I work 2nd/3rd shift so I tend to be awake in the early hours of the morning. Usually, if all goes well, my day ends watching a little "Morning Joe" on MSNBC, and a little "Squawk Box" on CNBC. So, last week, like normal, I was watching. The guests were John McCain on "Squawk Box", and Hermain Cain on "Morning Joe" respectively. I was getting a little tired, but I figured 'Hey, why not watch McCain slide further into irrelevance, and why not watch Herman Cain skirt tough questions about his loathed 9-9-9 plan?'. Quick aside here, am I the only one that thinks Hermain Cain has spent too much time peddling pizza? C'mon, 9-9-9? Doesnt that sound like the 5-5-5 deal Dominoes used to have? Even Grover Norquist and I agree when it comes to Cain's plan. It is ludicrous, unworkable, and unpassable. Good thing cain has no chance of winning. Whew! But lets move on past the ridiculing of Hermain Cain, even if it is the most fun Ive had all day.
So John McCain was on "Squawk Box", and he began spouting the ever popular line about repatriation of offshore dollars. The "esteemed" Senator rambled on and hit the predictable talking points:
1. There is money just sitting there offshore doing nothing.
2. This money would be better spent at home.
3. This money will create jobs.
4. This money will somehow spur a new fury of economic activity.
Now, anyone listening to McCain would think he had a very precise, logical point. Well, at least they would think that if they had done no investigation into past attempts at repatriation. I must admit, bringing home $1.2 trillion sounds great. Why wouldnt it? Idle money begins to be circulated, which could lead to jobs, etc. It makes sense on paper, but in practice it is clear that the true culture of business rears its ugly little head.
Last week, The Senate Subcommittee on Investigations released its report detailing the effects of the 2004 repatriation holiday. The report, titled "Repatriating Offshore Funds: 2004 Tax Windfall for Select Multinationals, explained what actually happened with repatriated funds versus what was expected. In a memo to Sen. Chuck Schumer, the title read: 2004 Repatriation A Failed Policy. In my opinion, the title of that memo hit the nail on the head.
Here is a link to the report
For those of you looking for a quick rundown, here goes:
-2004 America Jobs Creation Act dropped tax rate from 35% to 5.25% on cash assets stored offshore.
-$312 billion was repatriated. $3.3 billion in estimated taxes were avoided.
-"The American Jobs Creation Act essentially provided guidelines on four uses of repatriated funds: two – using funds for jobs and research and development -- were encouraged, while two others – using funds for executive compensation and stock buybacks -- were prohibited."
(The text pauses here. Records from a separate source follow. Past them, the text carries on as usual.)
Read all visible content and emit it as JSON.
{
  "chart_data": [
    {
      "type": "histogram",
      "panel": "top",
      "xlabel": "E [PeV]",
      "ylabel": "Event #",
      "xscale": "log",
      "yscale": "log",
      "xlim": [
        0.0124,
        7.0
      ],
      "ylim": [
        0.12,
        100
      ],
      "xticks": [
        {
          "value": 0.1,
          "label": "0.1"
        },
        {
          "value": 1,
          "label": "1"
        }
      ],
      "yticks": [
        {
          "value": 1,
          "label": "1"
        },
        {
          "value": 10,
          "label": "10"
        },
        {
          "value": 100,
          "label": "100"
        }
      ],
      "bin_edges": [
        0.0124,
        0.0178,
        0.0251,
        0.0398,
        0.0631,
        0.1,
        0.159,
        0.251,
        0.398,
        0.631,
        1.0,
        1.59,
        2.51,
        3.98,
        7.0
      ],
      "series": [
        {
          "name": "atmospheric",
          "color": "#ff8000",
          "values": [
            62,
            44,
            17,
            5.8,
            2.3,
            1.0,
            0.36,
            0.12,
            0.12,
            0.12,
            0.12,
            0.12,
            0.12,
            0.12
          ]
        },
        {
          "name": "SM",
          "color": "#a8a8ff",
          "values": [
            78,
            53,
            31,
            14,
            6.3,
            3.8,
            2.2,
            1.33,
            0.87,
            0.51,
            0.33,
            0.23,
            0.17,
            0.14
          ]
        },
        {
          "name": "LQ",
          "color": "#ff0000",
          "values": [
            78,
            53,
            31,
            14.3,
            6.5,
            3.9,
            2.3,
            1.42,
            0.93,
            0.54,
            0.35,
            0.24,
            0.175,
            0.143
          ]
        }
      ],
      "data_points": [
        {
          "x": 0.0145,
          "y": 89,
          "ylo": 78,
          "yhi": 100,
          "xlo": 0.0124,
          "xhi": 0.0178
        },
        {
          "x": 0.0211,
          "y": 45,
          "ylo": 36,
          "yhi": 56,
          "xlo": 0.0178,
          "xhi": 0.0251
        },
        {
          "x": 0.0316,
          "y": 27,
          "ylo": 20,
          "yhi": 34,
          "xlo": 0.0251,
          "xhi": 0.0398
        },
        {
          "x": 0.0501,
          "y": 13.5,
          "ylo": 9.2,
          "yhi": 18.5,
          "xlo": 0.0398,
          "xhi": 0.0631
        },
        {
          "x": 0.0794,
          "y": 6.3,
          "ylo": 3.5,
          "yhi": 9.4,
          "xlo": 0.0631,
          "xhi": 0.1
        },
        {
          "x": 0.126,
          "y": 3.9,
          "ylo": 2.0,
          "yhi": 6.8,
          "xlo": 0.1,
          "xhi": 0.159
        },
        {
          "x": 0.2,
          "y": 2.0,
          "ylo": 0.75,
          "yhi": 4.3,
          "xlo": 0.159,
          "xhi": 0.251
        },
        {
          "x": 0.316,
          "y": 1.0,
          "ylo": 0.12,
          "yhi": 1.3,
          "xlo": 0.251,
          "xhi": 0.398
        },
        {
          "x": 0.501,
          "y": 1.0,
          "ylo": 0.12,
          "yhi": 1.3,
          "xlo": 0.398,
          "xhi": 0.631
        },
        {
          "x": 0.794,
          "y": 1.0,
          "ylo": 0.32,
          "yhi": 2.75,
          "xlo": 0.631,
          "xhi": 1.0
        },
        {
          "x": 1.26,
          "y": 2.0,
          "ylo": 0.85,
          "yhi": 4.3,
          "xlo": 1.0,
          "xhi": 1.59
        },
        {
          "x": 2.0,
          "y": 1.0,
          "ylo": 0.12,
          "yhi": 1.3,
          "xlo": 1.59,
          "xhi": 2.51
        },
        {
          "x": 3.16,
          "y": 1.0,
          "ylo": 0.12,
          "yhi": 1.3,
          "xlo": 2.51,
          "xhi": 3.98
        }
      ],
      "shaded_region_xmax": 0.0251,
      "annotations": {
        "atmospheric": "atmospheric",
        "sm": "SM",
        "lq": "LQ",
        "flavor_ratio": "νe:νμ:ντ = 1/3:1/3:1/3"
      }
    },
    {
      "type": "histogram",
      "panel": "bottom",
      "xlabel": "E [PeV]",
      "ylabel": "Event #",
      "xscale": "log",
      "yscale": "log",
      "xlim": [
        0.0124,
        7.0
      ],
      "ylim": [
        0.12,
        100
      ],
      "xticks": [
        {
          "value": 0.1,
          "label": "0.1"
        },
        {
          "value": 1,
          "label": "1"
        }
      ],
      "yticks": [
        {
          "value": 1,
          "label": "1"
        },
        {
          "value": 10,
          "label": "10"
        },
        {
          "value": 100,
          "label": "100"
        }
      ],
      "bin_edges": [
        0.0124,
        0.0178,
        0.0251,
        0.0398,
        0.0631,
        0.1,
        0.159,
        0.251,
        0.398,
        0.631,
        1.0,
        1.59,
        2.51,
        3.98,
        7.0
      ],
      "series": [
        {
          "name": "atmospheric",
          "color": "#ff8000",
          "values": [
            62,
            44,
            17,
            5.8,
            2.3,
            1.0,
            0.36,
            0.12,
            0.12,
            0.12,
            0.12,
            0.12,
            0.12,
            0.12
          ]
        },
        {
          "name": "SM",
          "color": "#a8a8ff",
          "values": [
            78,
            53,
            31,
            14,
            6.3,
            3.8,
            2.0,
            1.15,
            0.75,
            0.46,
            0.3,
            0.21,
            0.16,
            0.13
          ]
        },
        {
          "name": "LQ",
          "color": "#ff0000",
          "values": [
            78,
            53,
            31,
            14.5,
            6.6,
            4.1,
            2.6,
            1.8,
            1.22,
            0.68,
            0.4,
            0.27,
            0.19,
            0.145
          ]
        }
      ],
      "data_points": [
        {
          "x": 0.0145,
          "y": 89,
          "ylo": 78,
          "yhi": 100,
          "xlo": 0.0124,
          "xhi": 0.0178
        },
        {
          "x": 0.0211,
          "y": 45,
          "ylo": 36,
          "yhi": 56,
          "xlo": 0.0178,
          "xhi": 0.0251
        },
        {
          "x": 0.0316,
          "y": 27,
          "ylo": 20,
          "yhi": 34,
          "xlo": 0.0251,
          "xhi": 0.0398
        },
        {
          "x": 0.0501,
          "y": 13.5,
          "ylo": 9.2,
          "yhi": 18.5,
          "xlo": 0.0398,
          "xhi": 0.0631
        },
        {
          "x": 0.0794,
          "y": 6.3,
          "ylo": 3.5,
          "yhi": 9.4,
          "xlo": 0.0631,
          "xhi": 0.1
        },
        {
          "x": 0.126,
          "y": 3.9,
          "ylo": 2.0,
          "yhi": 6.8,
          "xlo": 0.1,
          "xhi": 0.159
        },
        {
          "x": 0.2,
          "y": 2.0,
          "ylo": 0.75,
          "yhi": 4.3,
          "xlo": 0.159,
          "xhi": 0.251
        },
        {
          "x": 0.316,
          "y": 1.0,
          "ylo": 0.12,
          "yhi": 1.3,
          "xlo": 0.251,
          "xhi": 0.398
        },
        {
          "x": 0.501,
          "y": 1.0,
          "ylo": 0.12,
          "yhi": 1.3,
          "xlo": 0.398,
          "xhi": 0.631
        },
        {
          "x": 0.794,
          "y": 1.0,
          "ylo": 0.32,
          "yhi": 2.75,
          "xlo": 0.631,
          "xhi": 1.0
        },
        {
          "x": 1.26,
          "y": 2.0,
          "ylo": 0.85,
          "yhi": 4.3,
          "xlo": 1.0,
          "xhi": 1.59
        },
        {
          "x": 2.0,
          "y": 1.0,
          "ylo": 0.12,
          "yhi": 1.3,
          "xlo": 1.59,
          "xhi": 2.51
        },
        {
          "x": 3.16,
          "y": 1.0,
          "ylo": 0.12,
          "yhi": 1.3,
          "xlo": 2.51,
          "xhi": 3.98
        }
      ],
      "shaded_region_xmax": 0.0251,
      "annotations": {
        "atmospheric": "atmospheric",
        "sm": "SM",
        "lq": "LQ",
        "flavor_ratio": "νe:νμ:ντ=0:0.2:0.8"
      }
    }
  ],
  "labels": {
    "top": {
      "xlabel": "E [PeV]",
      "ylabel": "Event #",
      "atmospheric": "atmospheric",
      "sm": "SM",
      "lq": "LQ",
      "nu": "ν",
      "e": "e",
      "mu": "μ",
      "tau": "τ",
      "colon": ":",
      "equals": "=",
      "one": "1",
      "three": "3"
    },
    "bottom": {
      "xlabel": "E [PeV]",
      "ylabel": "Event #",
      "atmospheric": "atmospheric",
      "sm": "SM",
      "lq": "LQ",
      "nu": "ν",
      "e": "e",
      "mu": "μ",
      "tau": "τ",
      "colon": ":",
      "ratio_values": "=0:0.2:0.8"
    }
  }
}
-"The evidence presented in this Majority Staff Report, however,
shows that, rather than producing new jobs or increasing research and development expenditures, the 2004 repatriation tax provision was followed by an increase in dollars spent on stock repurchases and executive compensation. In addition, the repatriation tax break created a competitive disadvantage for domestic businesses that chose not to engage in offshore operations or investments, and provided a windfall for multinationals in a few industries without benefitting the U.S. economy as a whole."
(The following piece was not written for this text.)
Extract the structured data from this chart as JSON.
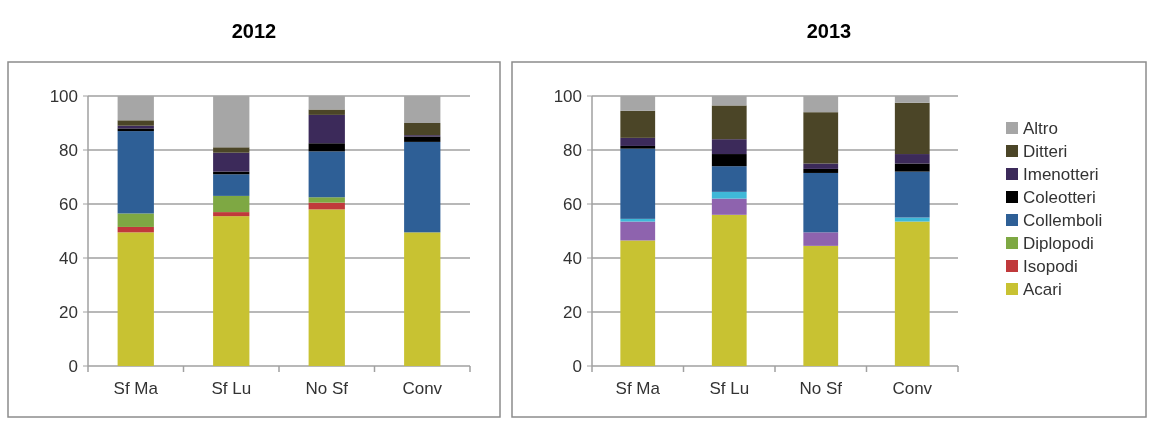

-The top 15 repatriating corporations brought home $150 billion (roughly 48%), but had a reduction of their combined workforce by nearly 21,000.
-A broader study of 840 repatriating corporations also showed no net gain in employment.
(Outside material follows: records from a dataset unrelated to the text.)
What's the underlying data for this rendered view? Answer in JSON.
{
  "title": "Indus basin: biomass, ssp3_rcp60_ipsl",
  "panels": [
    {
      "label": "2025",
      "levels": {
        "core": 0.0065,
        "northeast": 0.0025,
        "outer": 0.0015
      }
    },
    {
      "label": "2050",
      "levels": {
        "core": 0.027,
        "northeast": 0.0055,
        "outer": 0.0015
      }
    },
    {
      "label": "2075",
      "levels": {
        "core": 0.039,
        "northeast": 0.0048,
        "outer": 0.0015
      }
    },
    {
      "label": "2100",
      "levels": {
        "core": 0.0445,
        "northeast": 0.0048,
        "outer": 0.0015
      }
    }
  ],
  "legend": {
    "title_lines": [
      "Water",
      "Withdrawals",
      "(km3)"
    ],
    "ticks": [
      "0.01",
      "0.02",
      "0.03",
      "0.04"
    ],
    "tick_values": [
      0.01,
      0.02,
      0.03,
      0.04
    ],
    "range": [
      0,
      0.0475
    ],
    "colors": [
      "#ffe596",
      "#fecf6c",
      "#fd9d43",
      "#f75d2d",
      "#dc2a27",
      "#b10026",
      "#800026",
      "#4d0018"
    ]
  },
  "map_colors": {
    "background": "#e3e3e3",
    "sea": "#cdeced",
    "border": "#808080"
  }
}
-Research and Development expenditures did not increase as exepected.
-Stock repurchases increased after repatriation. Remember, this was a prohibited activity. Buybacks increased by 16% in 2004-05, and 38% in 2005-06. Each dollar of repatriated cash generally meant somewhere between a 60 cent and 92 cent payout to stockholders.
-Executive compensation increased after repatriation. This was also a banned activity. Compensation at the top 15 repatriating corporations increased 27% in 2004-05, and 30% in 2005-06.
-Only a small amount of companies with strong overseas prescence benefitted.
-Most funds came from offshore tax havens.
-Since the 2004 repatriation, offshore tax shelters have seen a great increase in cash inflows.
My brief summary does not do the report justice, so if you do not have time to read it now, I would bookmark it or download it and read it when you have a chance.
I think little more has to be said. Repatriation has failed before. History repeats itself if we dont learn from our mistakes, and I think we can all agree that the 8 years of Bush economics were a mistake. Repatriation will kill jobs, not create them. Corporations already have $2 trillion in cash reserves. Apple has more cash on hand than the Government. They have the money to create jobs.
The time has come to close offshore tax havens and stop giving unfair advantages to corporations that spend a great deal of time trying to not play by the rules. Capitalism is great when it is executed properly. Creating these unfair advantages kills small business. It destroys "Main Street". And, In my opinion, its as un-American as it can get.